Whoo hoo! The beef is now well-done, and I foresee this all being over within 4-6 weeks. I originally wrote my rationale as a comment on the Marmot's Hole, and I wonder how I'll do. I've been pretty good with predictions so far over the last couple of years:
Ah, as happens with protest movements, things are getting diffuse enough that this will mainstream away into meaninglessness. Just when this gets the largest and becomes akin to a festival (which is the feeling I got on the way home from work in Myeongdong today), that’s when the “movement” will fizzle into nothing.
As soon as people start demanding everything from impeachment to school reform to disabled people’s rights to anti-corruption campaigns (all valid causes, but…), people will realize that this isn’t going to help anything. And even if impeachment were possible in this case, it’s still not going to actually help.
Now that’s it’s bloomed and peaked, once people have had their fill of “the beauty of democracy” and pleasant walks down and around a closed off Kwanghwamun (and the police did such a good job today, and it was so well planned, it was like World Cup, but with the added excuse that it’s for a good cause.

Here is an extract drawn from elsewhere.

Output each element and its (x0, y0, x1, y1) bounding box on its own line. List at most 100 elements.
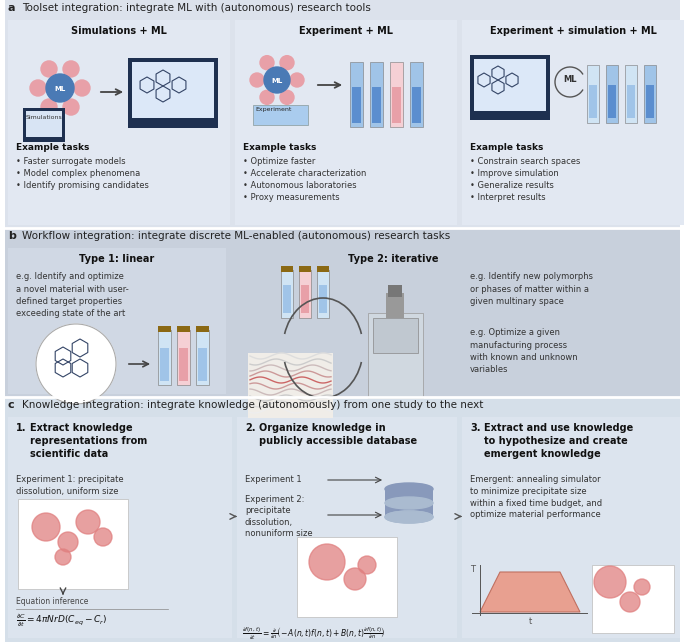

I don’t know about other folks, but half of my office went down there to spectate tonight, it seemed, more than to actually participate. People were talking about how many people were going to be there and how this was a must-see event, more than anyone expressing any strong political desire. One co-worker was marveling at the efficacy of the container boxes that had been greased up to prevent people from climbing up. I also had to admit that this was pretty clever.
Once it’s bloomed to the point of spectacle, and if it’s true many of the people in the crowd say they actually WANT a free trade agreement, isn’t this all but over, even if the cows haven’t come home yet?

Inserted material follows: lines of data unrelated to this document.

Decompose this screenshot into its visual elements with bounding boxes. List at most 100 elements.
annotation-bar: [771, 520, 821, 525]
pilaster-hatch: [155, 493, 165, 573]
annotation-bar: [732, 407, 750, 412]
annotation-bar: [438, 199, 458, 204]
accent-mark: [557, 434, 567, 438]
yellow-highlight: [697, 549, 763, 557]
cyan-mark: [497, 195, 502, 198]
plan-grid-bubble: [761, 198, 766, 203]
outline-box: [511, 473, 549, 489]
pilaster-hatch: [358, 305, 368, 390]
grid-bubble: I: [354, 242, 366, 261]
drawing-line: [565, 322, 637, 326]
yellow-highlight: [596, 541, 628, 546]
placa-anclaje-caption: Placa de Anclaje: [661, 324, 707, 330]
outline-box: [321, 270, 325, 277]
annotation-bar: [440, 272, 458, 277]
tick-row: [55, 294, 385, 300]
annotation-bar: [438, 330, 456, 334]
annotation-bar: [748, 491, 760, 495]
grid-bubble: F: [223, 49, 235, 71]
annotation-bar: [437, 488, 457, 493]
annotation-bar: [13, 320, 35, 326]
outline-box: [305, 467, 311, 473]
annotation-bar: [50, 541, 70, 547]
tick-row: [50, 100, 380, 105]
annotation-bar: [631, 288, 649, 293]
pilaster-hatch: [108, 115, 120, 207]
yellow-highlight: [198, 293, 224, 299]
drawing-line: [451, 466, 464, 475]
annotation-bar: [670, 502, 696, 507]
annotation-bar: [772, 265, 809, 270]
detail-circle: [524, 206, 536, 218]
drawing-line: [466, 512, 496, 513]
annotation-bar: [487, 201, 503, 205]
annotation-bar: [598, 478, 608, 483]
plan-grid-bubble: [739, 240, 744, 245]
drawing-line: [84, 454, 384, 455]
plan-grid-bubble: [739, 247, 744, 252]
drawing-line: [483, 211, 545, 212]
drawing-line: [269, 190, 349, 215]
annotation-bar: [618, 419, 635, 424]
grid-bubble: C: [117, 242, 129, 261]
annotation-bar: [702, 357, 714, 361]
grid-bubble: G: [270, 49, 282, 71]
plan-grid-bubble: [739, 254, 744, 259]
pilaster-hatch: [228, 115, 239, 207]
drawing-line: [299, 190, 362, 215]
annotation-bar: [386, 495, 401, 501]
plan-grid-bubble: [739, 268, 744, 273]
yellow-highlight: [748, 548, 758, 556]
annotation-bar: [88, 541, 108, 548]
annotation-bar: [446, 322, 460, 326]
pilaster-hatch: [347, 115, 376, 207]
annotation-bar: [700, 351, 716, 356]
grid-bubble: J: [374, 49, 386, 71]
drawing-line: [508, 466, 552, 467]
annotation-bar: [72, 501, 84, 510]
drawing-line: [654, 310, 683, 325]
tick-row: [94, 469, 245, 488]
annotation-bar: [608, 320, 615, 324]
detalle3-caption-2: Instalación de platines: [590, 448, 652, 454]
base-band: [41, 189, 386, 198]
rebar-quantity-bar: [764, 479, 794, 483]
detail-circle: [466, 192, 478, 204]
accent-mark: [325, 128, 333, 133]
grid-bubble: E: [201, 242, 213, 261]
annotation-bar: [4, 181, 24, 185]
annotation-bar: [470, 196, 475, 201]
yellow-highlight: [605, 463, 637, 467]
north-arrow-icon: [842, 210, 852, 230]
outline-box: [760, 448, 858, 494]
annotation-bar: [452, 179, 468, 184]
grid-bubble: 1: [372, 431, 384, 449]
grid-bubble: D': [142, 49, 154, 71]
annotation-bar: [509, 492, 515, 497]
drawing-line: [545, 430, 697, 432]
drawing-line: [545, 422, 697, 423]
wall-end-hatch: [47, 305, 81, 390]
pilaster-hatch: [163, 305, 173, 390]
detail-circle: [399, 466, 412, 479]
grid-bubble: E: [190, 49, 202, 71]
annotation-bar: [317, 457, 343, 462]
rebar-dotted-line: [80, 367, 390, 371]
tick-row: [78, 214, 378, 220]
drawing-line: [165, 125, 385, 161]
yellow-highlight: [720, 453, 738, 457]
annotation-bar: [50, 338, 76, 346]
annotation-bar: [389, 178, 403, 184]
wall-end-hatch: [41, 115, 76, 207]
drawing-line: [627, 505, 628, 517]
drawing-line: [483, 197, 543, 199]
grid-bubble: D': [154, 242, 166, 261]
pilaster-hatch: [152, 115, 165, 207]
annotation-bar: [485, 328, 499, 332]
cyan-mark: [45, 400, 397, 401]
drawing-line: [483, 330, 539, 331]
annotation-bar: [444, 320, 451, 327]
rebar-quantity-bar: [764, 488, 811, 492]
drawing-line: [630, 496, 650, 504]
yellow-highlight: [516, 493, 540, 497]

It’s Kwanghwamun circa April 2003. People are having their say, getting it out, venting, and getting ready to return to life as usual. I think this is a good sign. And I give this about another 4-6 weeks before the protests die down to the core anti-FTA folks, a few hundred at a time, at most.
That’s my bet. What do others think?
Now that's it's mainstreamed, and getting into CNN, the NYT, and the Washington Post, it's out there. People have had their say, and the party's going to be winding down soon. A few more fun rallies like these (the violent folks are actually being sidelined, and the police have planned far too well for them to be effective, and kudos for them for preventing clashes that will be damaging to both sides and further unnecessarily inflame tensions), a few more pleasant nights with samgyeopsal after the protest, and the numbers will die, and the tenor of the protests will get more radical again as mainstream people leave to go to work and worry about the many REAL problems with the economy and society that require real attention.
People are throwing all kinds of legitimate gripes into the mix, but these are the kinds of problems that don't get solve by demonstrations or candlelight vigils. And once the beef thing is put into perspective, and seen in context against the other things that are quite literally killing this economy and its growth, only a few shouting radicals will be left -- hehe, pun accidental but being "left" as intended -- just like in every other conflagration here.
I think now, people are having their say, and what started as decidedly more focused (albeit less reasonable) a set of demands has now expanded to include nearly everything. And once people vent it all out, this mass movement's over.
Ding dong, the bullshit's gonna end. Yet, I'm afraid we'll still be stuck with expensive beef for awhile. Oh, well.